The T allele of rs3775291 (L412F) confers protection from poly (I:C)-induced cytotoxicity. A. The TLR3 ligand poly (I:C) dose-dependently (0.5-5 μg/ml) reduced the survival of primary human retinal pigmented epithelial cells (hRPECs) expressing the homozygous major allele, leading to a protein with an L at amino acid 412 of TLR3 (denoted as LL to indicate the product from each allele) compared to vehicle (phosphate buffered saline) or to poly (dI:dC), which does not activate TLR3. * P < 0.01; n=4. B. poly (I:C) (5 μg/ml) reduced viability of hRPECs expressing LL at amino acid 412 of TLR3 to a significantly greater degree than of hRPECs expressing the FF variant (15±1% vs 58±10%; * P = 0.01; n=4). C. The fraction of poly (I:C) (5 μg/ml) stimulated hRPECs undergoing apoptosis (Annexin+ PI−) was significantly greater poly (I:C) (5 μg/ml) in 412LL cells than in 412 LF cells (22±2% vs 11±2%; * P = 0.03; n=4).
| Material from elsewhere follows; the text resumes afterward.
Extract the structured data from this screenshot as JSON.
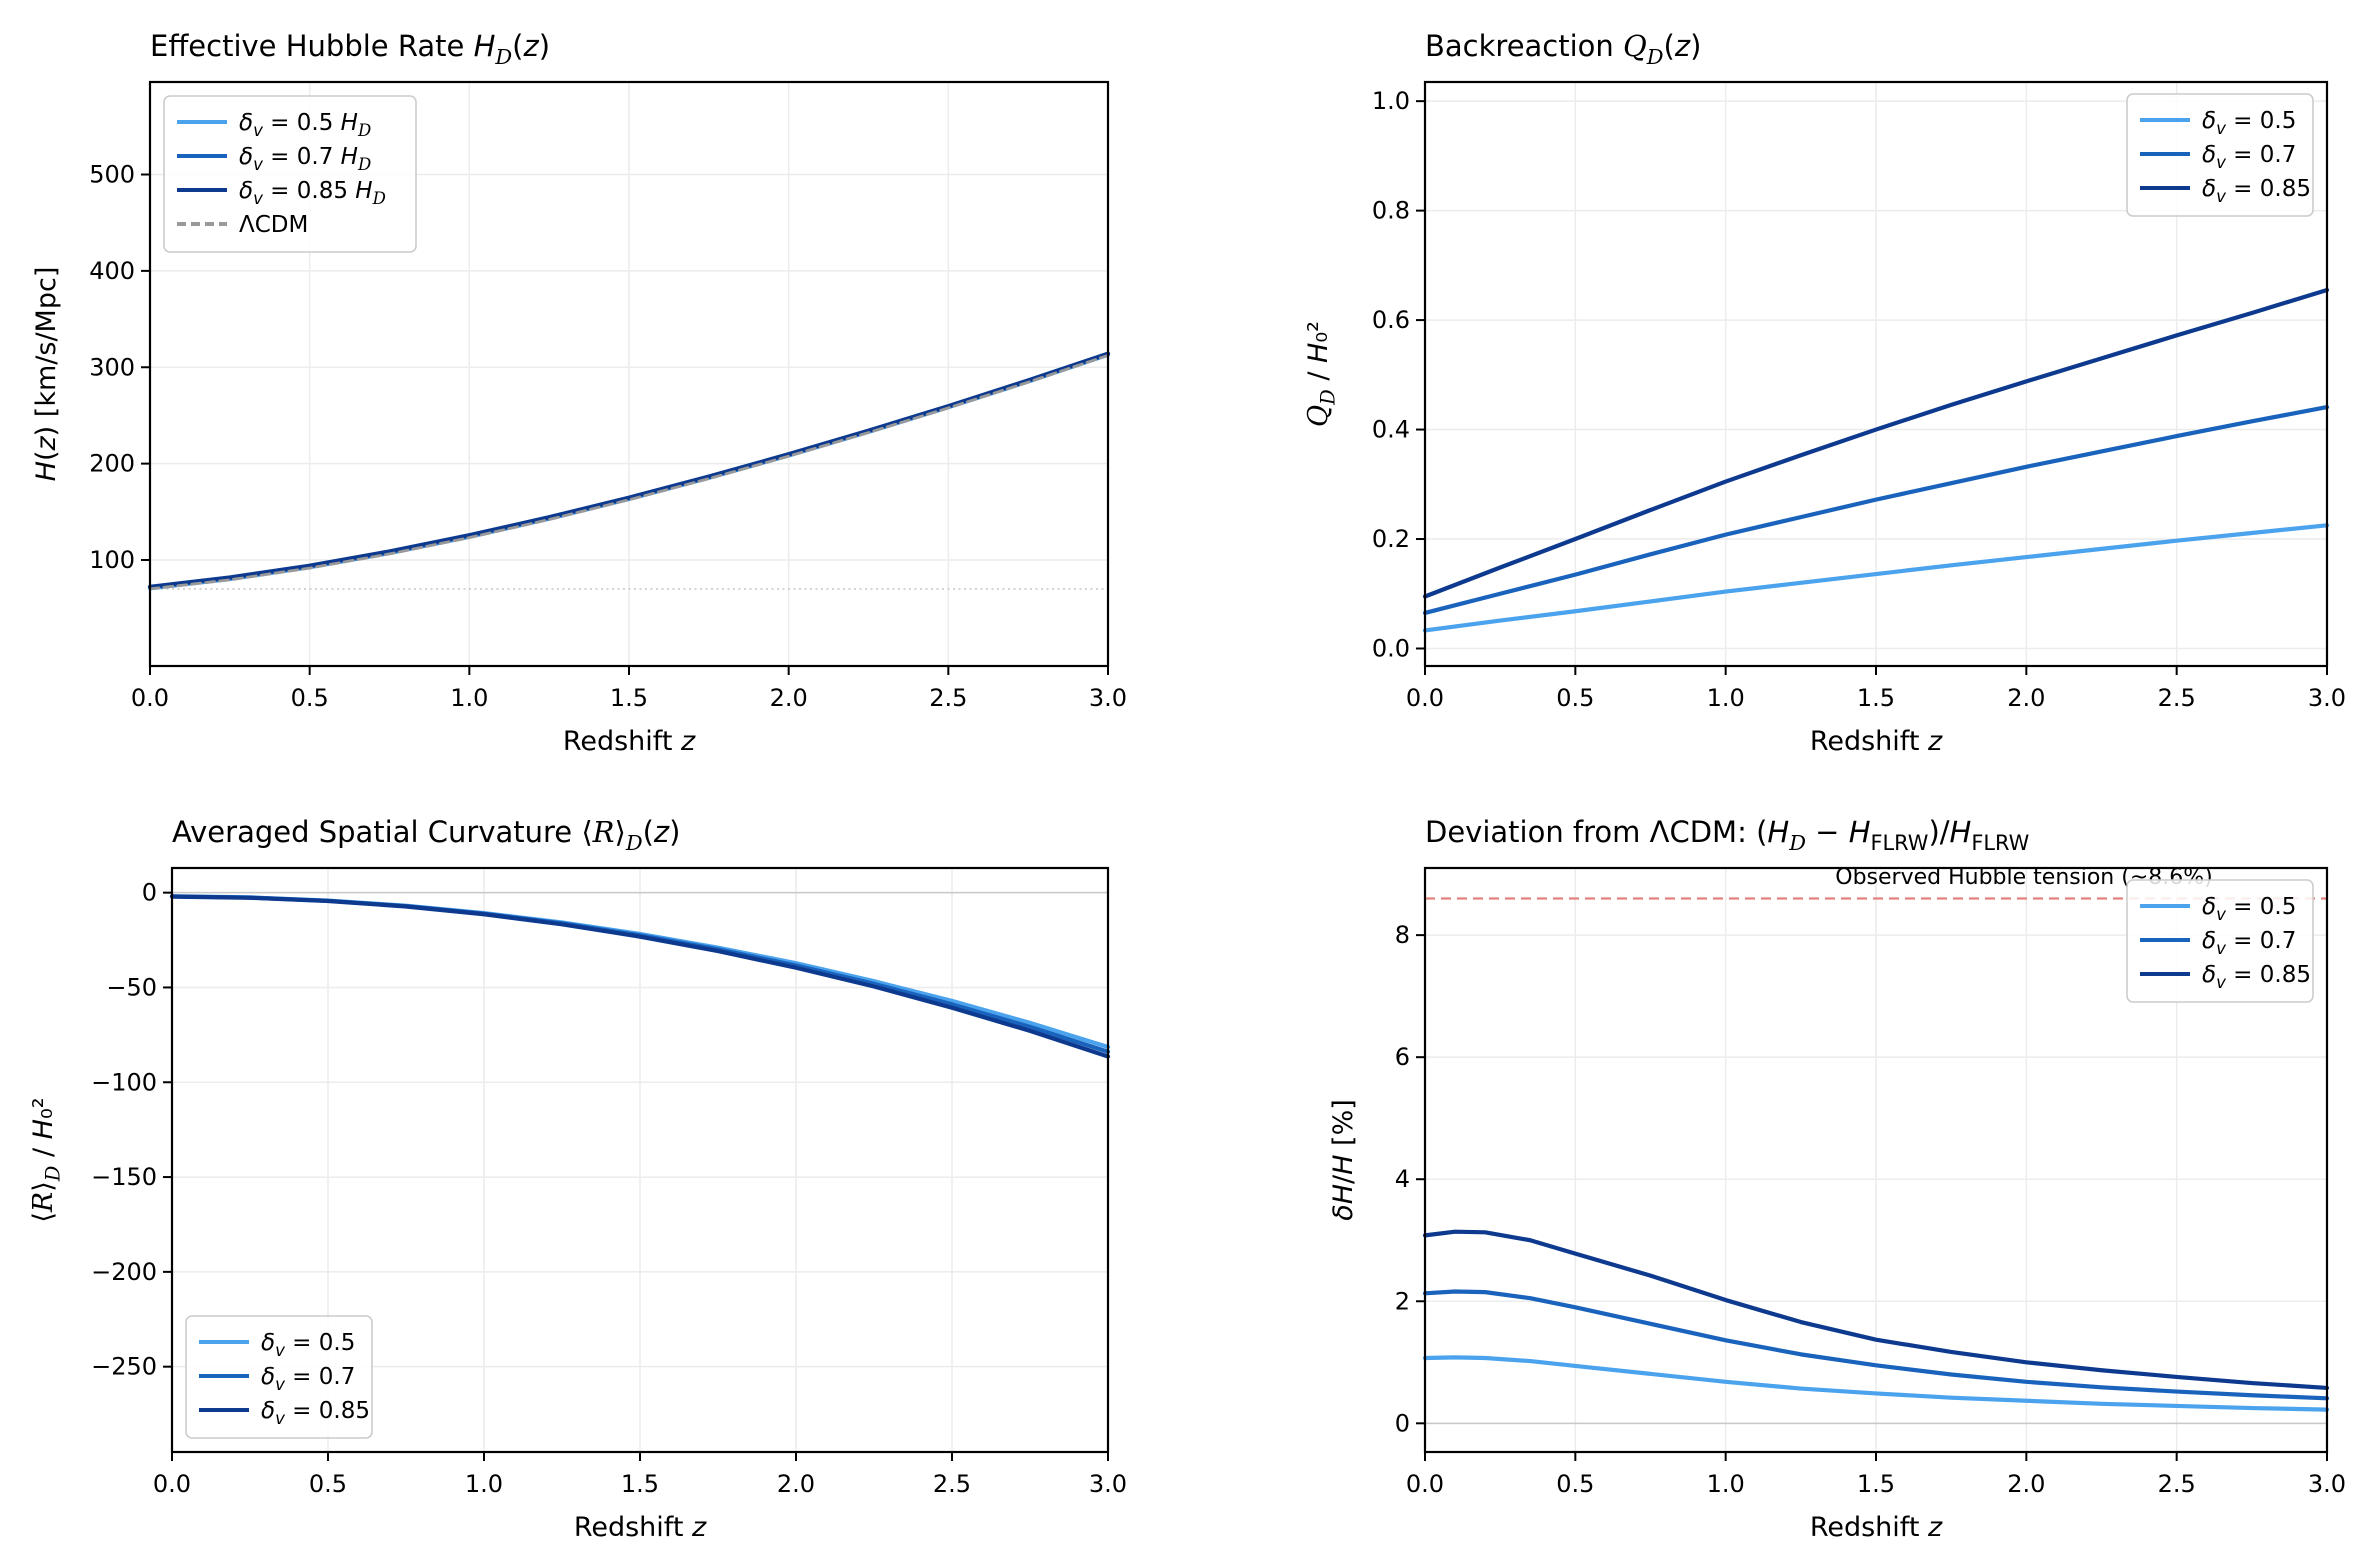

D. Intravitreous administration of poly (I:C) (2 μg) induced significantly less death of RPE cells (viability defined as fraction of CD147+CD31–cells in the RPE/choroid layers) in Tlr3−/− mice than in wild-type mice (48.6±0.4% vs 78.1±2.0%; * P = 0.03; n=4). E. Intravitreous administration of poly (I:C) (2 μg) induced activated caspase-3 expression in a greater fraction of RPE cells in wild-type mice than in Tlr3−/− mice (5.2±0.6% vs 3.3±0.1%; * P = 0.03; n=4). There was no significant difference in the fraction of activated caspase-3 expressing RPE cells between mice of different genotypes under control (baseline) conditions (*P = 0.76; n=4-6). F. Intravitreous administration of poly (I:C) (2 μg) induced TUNEL expression in a greater fraction of RPE and outer retinal cells in wild-type mice than in Tlr3−/− mice (35.2±1.4% vs 8.6±0.5%; * P = 0.05; n=6). Values are shown as mean ±S.E.M. All P values were calculated by Mann Whitney U test.